С некоторым опозданием сунулся самый старший из обитателей палатки: «Засохли без дела…прямо гибель». Но момент был упущен, и суетливый говорок не то с поклонами, не то с каким-то мелким раскачиванием или попыткой встать только подчеркнул напряжение. Вновь воцарилось молчание. Молодой, бросив писать, с интересом смотрит на вошедшего, пожилой наконец-то встал с невнятным, вроде приглашающим жестом и застыл. Вошедший взглянул на него лишь мельком, но видевший этот взгляд паренек невольно усмехнулся, а пожилого взгляд этот словно толкнул в плечо.

- Здорово живете, - заговорил вошедший, он начал, лихо растягивая слова, но к концу фразы тон похолодел до металла, - а это что?

Пожилой, который принял вопрос, будто он был задан лично ему, поднял глаза на спросившего с игривой блудливостью, мол, сам понимаешь; но ответного взгляда не дождался, отчего вышло как-то еще нелепее и противнее. Противно получилось еще и потому, что, сопроводив взгляд характерным жестом (получилось это так: руки мелко дернулись, шея ушла в плечи), пожилой рассчитывал свести дело к шутке. Зато самый младший посмотрел на товарища с нескрываемым отвращением, и тот это заметил.

Вошедший тем временем нагнулся над спящим, резко опрокинул его одной рукой на спину, а другой выдернул из-под головы ту самую фляжку. Разогнулся, насколько возволял купол шатра, отвинтив крышку, понюхал и даже не поморщился.

- Наш, рыбкоповский. Девяносто шесть нуль нуль, - сказал он неожиданно доброжелательно, будто обрадовался, что пьют не какой-нибудь там, а местный спирт; и вдруг глаза его сузились и он в упор уставился на проснувшегося, а тот приподнялся, вылупил сначала осоловевшие глаза, а потом попытался фляжку схватить, но от взгляда замер; говоривший же продолжал, но теперь медленно, с неуловимой угрозой и едва заметной усмешкой в уголках губ. – Так вот, уважаемые, с нынешнего часу эта штука – только по моей команде, - и сказал он это так, словно всех здесь поймал на пьянстве.

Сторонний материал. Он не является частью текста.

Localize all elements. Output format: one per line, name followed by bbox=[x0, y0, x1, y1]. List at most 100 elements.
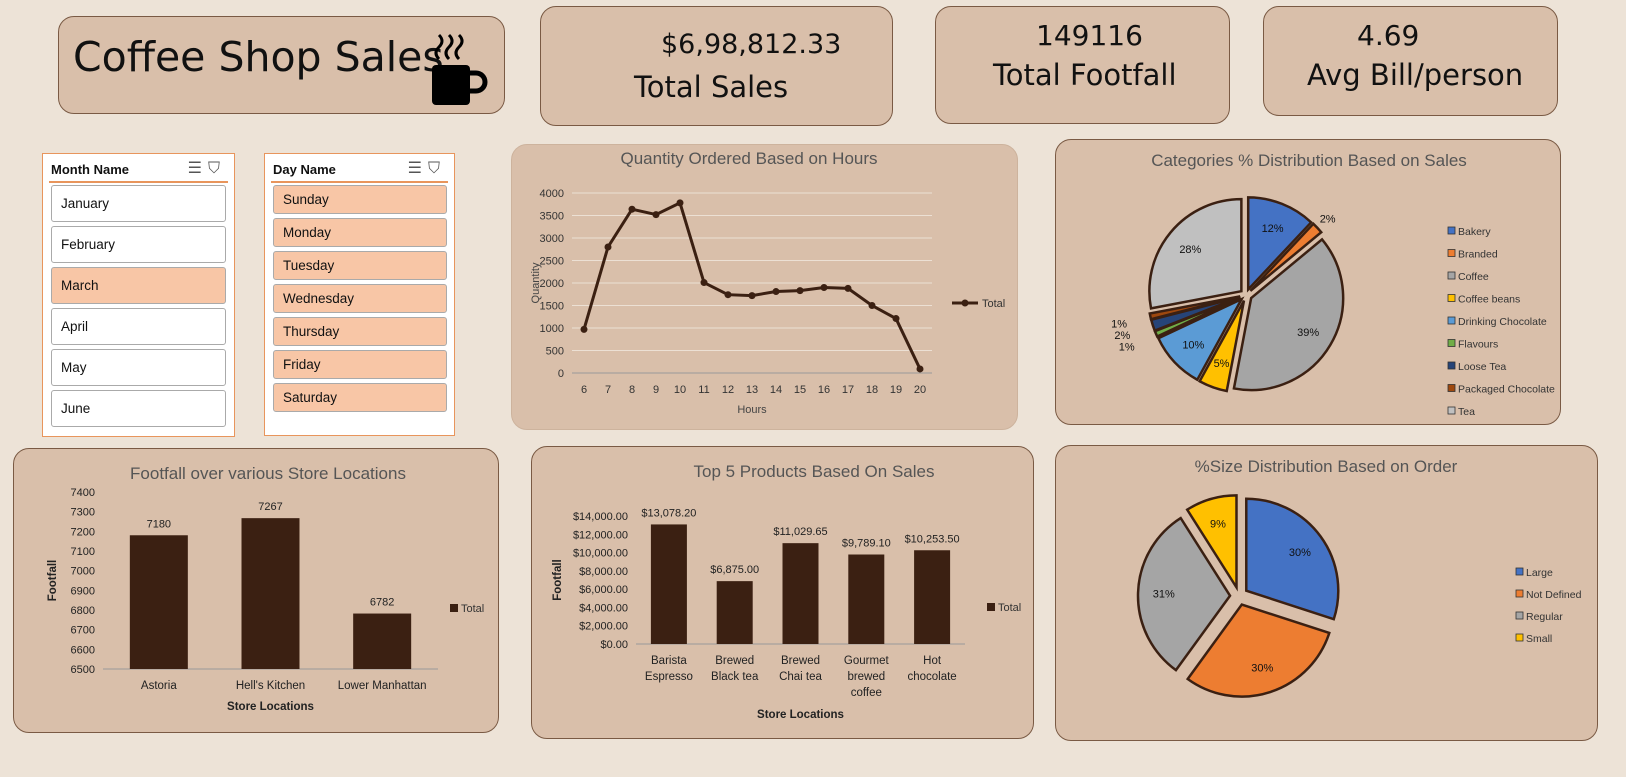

- Много вас, командиров…не наздравствуешься… - начал было лежащий, а неизвестный начальник смотрел даже с интересом, отчего фраза как-то не сложилась, рассыпалась. – Полегче на поворотах! – взвизгнул лежащий вдруг, рванувшись вверх, но не успел – все еще открытая фляга в руках высокого покачнулась, и спирт полился на сапоги, на руки хозяина фляги, на лапник, служивший постелью.

- Я Колпаков, - без особого выражения продолжал меж тем гость. – Поступаете под мое начало. Я вам теперь бог, царь и, так сказать, герой. Завтра в четыре чтоб как штык. Выходим.

Все это время Колпаков даже позы не менял, а тут вдруг повернулся и вышел. Походка у него странная, кстати: вроде бы вразвалочку, но кажется, что ковыляет. Так вот, резко повернувшись, Колпаков вышел.

- Строгий дядька, - говорит обреченно пожилой, - у него не забалуешься… в дугу согнет.

- Ай, инженер человеческих душ, воля есть, мозгов не надо. Мусор по убеждению, - высказался самый младший.

- Во-во, - отозвался похмельный, которого привело в восторг все, что так ловко изложил малой, а он, Димка, только чувствовал. Воцарилось молчание, прерванное все тем же Димкой: “Рассолу бы сейчас…». Никто ему не ответил: все опять занялись своим делом. Димка поворочался, покряхтел, попил воды и заснул обреченно.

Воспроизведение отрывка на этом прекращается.